LE CHILI SE PENCHE SUR LES LAISSÉS-POUR-COMPTE DE LA PROSPÉRITÉ


Malgré le rebond prévu de l'économie chilienne cette année, la première femme présidente du pays n'a pas les faveurs de ses concitoyens. Un sondage publié le 8 octobre donne à Michelle Bachelet (centre gauche) à peine 35 % d'opinions favorables.
Au pouvoir depuis dix-neuf mois, elle peut pourtant s'enorgueillir d'une croissance du produit intérieur brut (PIB) de 6 % en 2007, après 4 % en 2006. Le pays, premier producteur de cuivre au monde, tire profit depuis 2003 des cours élevés de cette matière première, mais également de la croissance de ses exportations de saumon et de cellulose de bois.


En dépit de ces bons résultats, le gouvernement de ce pays d'à peine 16 millions d'habitants est confronté à d'importantes manifestations d'étudiants et de travailleurs, qui se considèrent comme les laissés-pour-compte de la prospérité. La mise en place du Transantiago, le nouveau système de transport public de la capitale, un projet lancé par le précédent président Ricardo Lagos visant à remplacer un réseau privé obsolète, est devenue le cauchemar des Santiaguinos.

Mais surtout, alors que les inégalités ont légèrement diminué en 2006, le Chili reste l'un des pays où les écarts de revenus sont les plus importants au monde. Dans la banlieue de Santiago, où les bidonvilles s'étendent sur plusieurs kilomètres, les habitants doivent survivre avec des salaires à peine supérieurs au minimum mensuel de 200 euros, alors que le coût de la vie est proche des niveaux européens.

"La dimension sociale est oubliée au Chili. Le fait que le gouvernement n'a pas pu, ou pas voulu, engager les réformes promises pour mettre fin à une telle concentration des richesses, risque de faire basculer le pays dans la violence", avertit Arturo Martinez, président de la puissante Centrale unitaire des travailleurs (CUT).

REDISTRIBUTION

La présidente hérite, malgré elle, d'un système économique ultralibéral mis en place par les "Chicago boys", des économistes chiliens formés à l'école de Milton Friedman, pendant les années de la dictature d'Augusto Pinochet (1973-1990).
A l'exception notable de Codelco, le géant du cuivre chilien qui assure 30 % de la production de la planète et 20 % des exportations totales du Chili, la plupart des entreprises nationales ont été privatisées. Les barrières douanières ont été supprimées et les services publics - dont les télécommunications, l'électricité et le système de retraites - confiés au privé.

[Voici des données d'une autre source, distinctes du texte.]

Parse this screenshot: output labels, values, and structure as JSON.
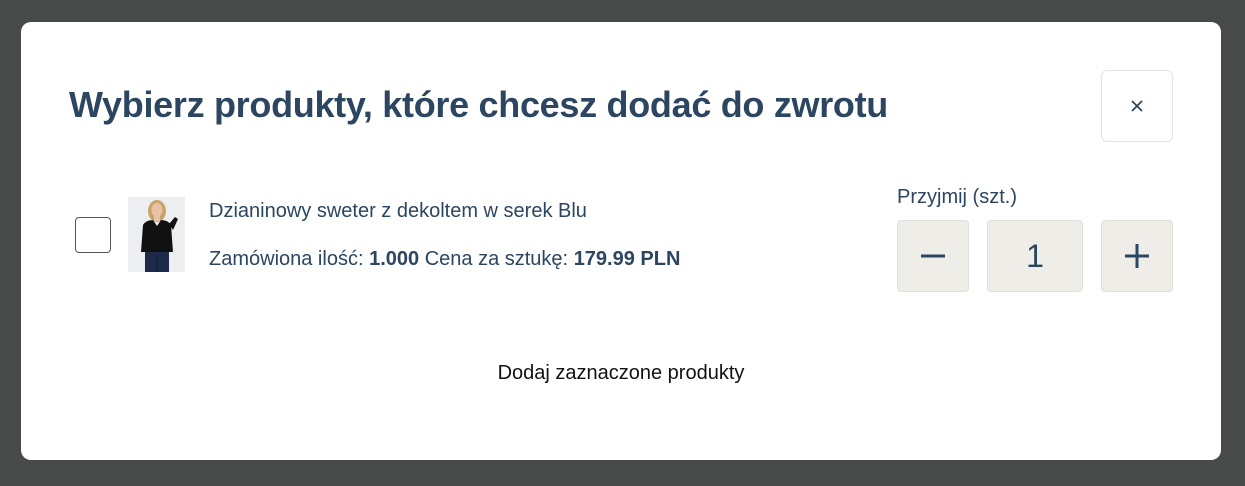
{
  "modal": {
    "title": "Wybierz produkty, które chcesz dodać do zwrotu",
    "close_label": "×"
  },
  "product": {
    "name": "Dzianinowy sweter z dekoltem w serek Blu",
    "ordered_label": "Zamówiona ilość:",
    "ordered_value": "1.000",
    "price_label": "Cena za sztukę:",
    "price_value": "179.99 PLN",
    "checked": false
  },
  "quantity": {
    "label": "Przyjmij (szt.)",
    "value": "1",
    "minus_icon": "minus-icon",
    "plus_icon": "plus-icon"
  },
  "actions": {
    "submit_label": "Dodaj zaznaczone produkty"
  },
  "colors": {
    "overlay": "#484a4a",
    "text_primary": "#2c4560",
    "stepper_bg": "#eeede8"
  }
}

Sans pour autant abandonner l'orthodoxie monétaire et budgétaire, les démocrates chiliens se sont engagés sur la voie de la redistribution par des politiques ponctuelles.

"Le revenu par tête a triplé en dix-sept ans de démocratie. Quant au pourcentage de la population se situant sous le seuil de pauvreté, il a chuté à 13 % en 2006, contre 45 % en 1997. C'est autre chose que le soi-disant miracle économique dont s'est vantée la dictature", souligne Alexandro Foxley, ministre des affaires étrangères du Chili. La mise en oeuvre d'une politique fiscale et budgétaire ambitieuse de redistribution n'a, toutefois, pas encore vu le jour.

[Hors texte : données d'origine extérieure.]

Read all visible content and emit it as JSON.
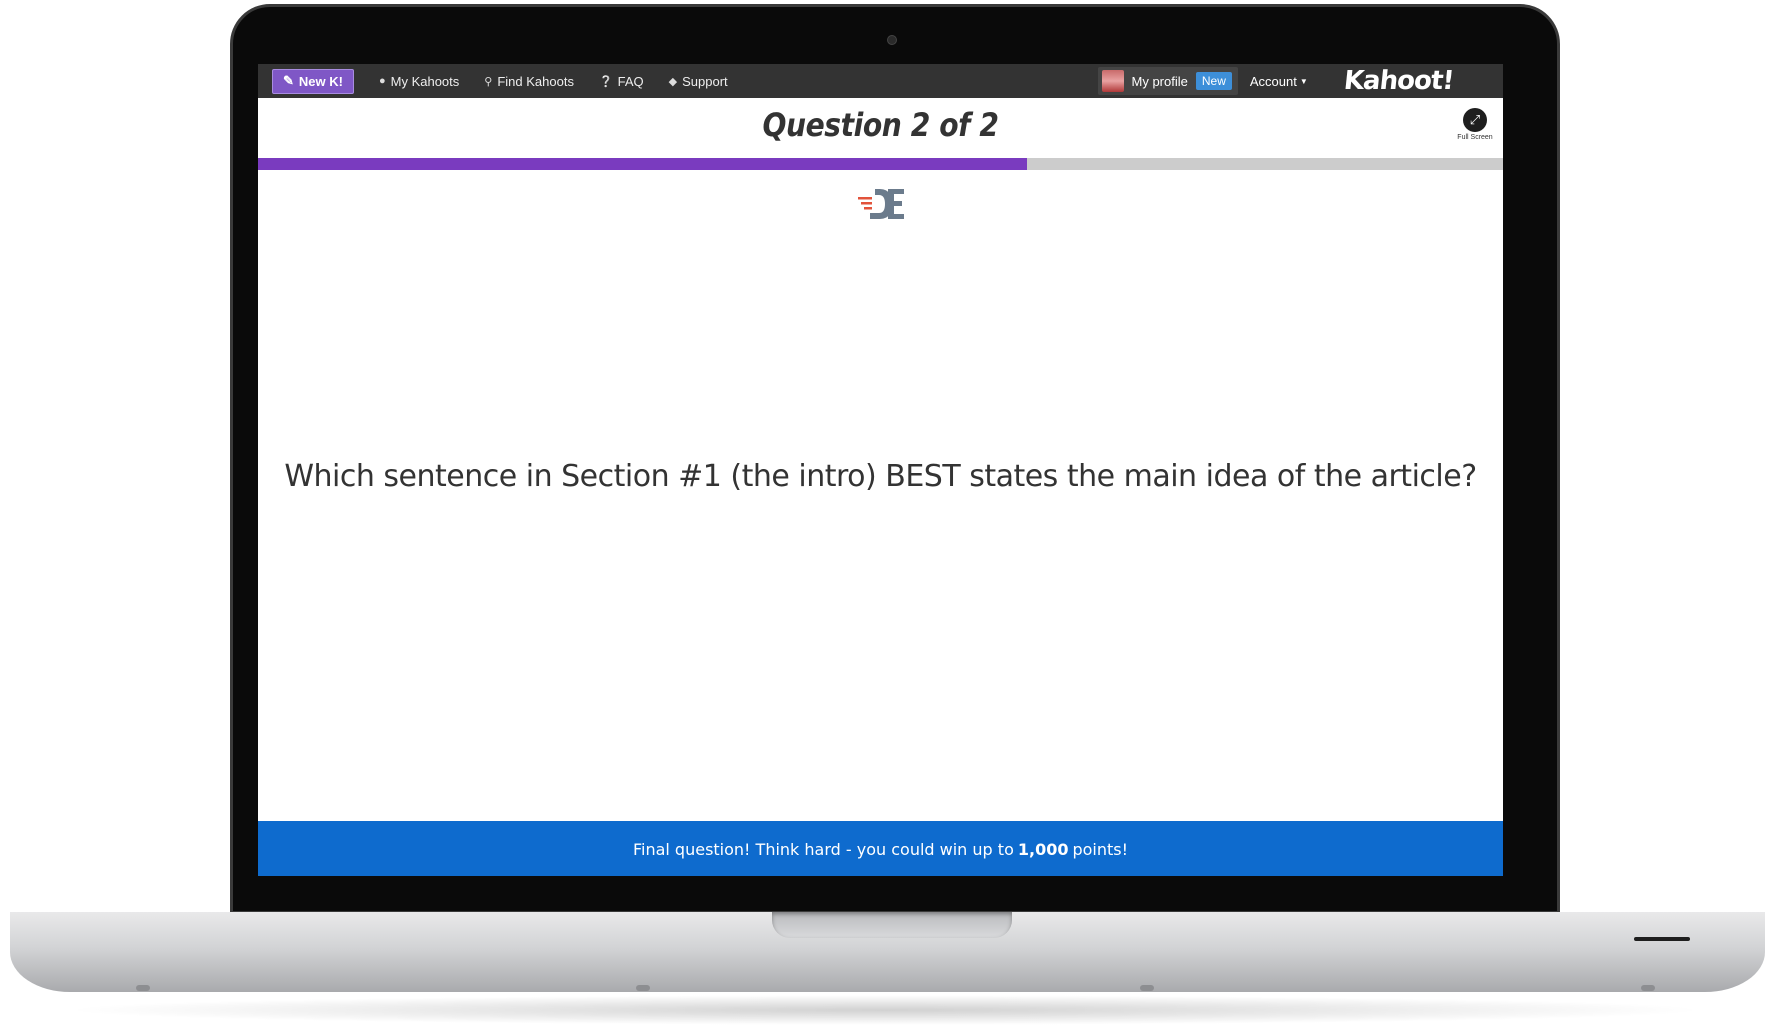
{
  "navbar": {
    "new_k_label": "New K!",
    "links": [
      {
        "label": "My Kahoots",
        "icon": "user-icon"
      },
      {
        "label": "Find Kahoots",
        "icon": "search-icon"
      },
      {
        "label": "FAQ",
        "icon": "question-circle-icon"
      },
      {
        "label": "Support",
        "icon": "chat-bubble-icon"
      }
    ],
    "profile_label": "My profile",
    "new_badge": "New",
    "account_label": "Account",
    "logo_text": "Kahoot!"
  },
  "header": {
    "question_title": "Question 2 of 2",
    "fullscreen_label": "Full Screen"
  },
  "progress": {
    "current": 2,
    "total": 2,
    "fill_fraction": 0.618
  },
  "main": {
    "question_text": "Which sentence in Section #1 (the intro) BEST states the main idea of the article?"
  },
  "footer": {
    "text_before": "Final question! Think hard - you could win up to",
    "points": "1,000",
    "text_after": "points!"
  },
  "colors": {
    "navbar_bg": "#333333",
    "new_k_bg": "#7f57c6",
    "progress_fill": "#7a3bbf",
    "progress_track": "#cccccc",
    "footer_bg": "#0e6bce",
    "badge_bg": "#3d8fd9"
  }
}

Alors qu'en vingt-cinq ans, seul 60 % de la population adulte a pu profiter du système de retraite privé chilien, le gouvernement de Mme Bachelet a présenté un nouveau texte de loi qui devrait étendre la retraite à tous. "Nous voulons que la retraite devienne un droit et ne soit pas seulement fonction des capacités de financement des citoyens", explique Osvaldo Andrade, ministre du travail.

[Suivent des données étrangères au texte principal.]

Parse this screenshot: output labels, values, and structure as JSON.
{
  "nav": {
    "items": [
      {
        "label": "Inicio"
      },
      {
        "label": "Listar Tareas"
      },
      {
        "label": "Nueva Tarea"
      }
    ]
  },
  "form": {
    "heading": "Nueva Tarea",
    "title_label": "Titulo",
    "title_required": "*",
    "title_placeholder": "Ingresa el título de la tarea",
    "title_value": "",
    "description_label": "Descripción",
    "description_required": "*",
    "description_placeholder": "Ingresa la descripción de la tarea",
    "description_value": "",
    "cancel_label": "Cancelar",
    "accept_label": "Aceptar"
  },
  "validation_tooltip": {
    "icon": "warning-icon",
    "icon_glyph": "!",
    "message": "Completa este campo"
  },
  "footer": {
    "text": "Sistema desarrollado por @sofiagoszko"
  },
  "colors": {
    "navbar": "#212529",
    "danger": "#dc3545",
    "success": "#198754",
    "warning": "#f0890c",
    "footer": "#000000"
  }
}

Pour assurer une meilleure couverture de la population âgée, les autorités prévoient de compléter les versements s'ils sont insuffisants et de financer entièrement les travailleurs qui n'ont jamais cotisé, ainsi que les femmes au foyer et les plus démunis.

Afin d'engager les dépenses promises dans le secteur de l'éducation, le gouvernement a également assoupli la règle d'airain inscrite depuis 2000 dans la loi. A partir de 2008, les autorités ne devront plus dégager qu'un excédent budgétaire structurel au moins égal à 0,5 % du PIB, contre 1 % actuellement.